Trade Desk touts itself as the largest aggregator of CTV ad impressions, and going forward, it is, of course, optimistic.
The equation isn’t that simple. The shift to connected TV sales -- in the past and future -- could come to benefit legacy TV media companies through third-party demand-side platforms, like The Trade Desk. Think Disney’s longtime streamer Hulu or Comcast’s forthcoming Peacock, big premium ad-supported video platforms.
Other speculate possible gainers from a lower upfront could be legacy cable networks -- especially those that depend more heavily on the scatter markets. Additionally, it could help cable networks that work on many calendar year upfront deals for marketers.
Many digital-first marketers with a history in near real-time digital media deals yielding key business outcome metrics could place more “just in time” scatter buying on legacy TV, especially with rising return on media investment data metrics from those networks.
Overall traditional TV networks sales executives see the marketplace as totally fragmented -- perhaps a bifurcated one where upfront deals are made for fall 2020 and others start in January 2021.

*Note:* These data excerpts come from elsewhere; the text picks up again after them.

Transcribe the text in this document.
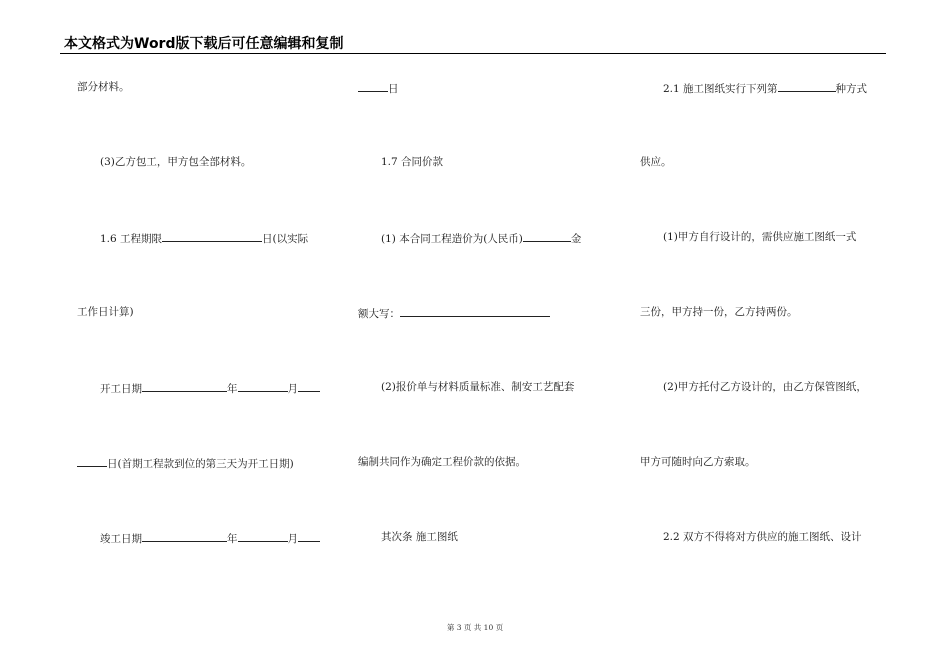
本文格式为Word版下载后可任意编辑和复制
部分材料。
(3)乙方包工，甲方包全部材料。
1.6 工程期限	日(以实际
工作日计算)
开工日期	年	月
日(首期工程款到位的第三天为开工日期)
竣工日期	年	月
日
1.7 合同价款
(1) 本合同工程造价为(人民币)	金
额大写：
(2)报价单与材料质量标准、制安工艺配套
编制共同作为确定工程价款的依据。
其次条 施工图纸
2.1 施工图纸实行下列第	种方式
供应。
(1)甲方自行设计的，需供应施工图纸一式
三份，甲方持一份，乙方持两份。
(2)甲方托付乙方设计的，由乙方保管图纸，
甲方可随时向乙方索取。
2.2 双方不得将对方供应的施工图纸、设计
第 3 页 共 10 页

Mark Marshall, president of advertising partnerships and clients for NBCUniversal, tells TV Watch: “We're in contact with our client and agency partners on a daily basis, and flexibility is definitely a focus. But flexibility means something different to each, so we're working to find a path toward it on an individualized basis.
Flexibility is a good idea. But growing competitors will have that flexible, as well.
Wayne, the most likely answer to your question is that most of that primetime $7 billion---though probably not all of it---will go to "linear TV" scatter buys over the next three quarters. The same is probably true of the reduced portion of the "other upfront"---non-prime spending---much---though not all---will go to "linear TV" sellers in scatter buys.
My guess is that the one-third drop in upfront dollars is pretty much aligned with the WFA research reported today in MediaPost saying 36% cuts in advertising budgets. It's just a hunch.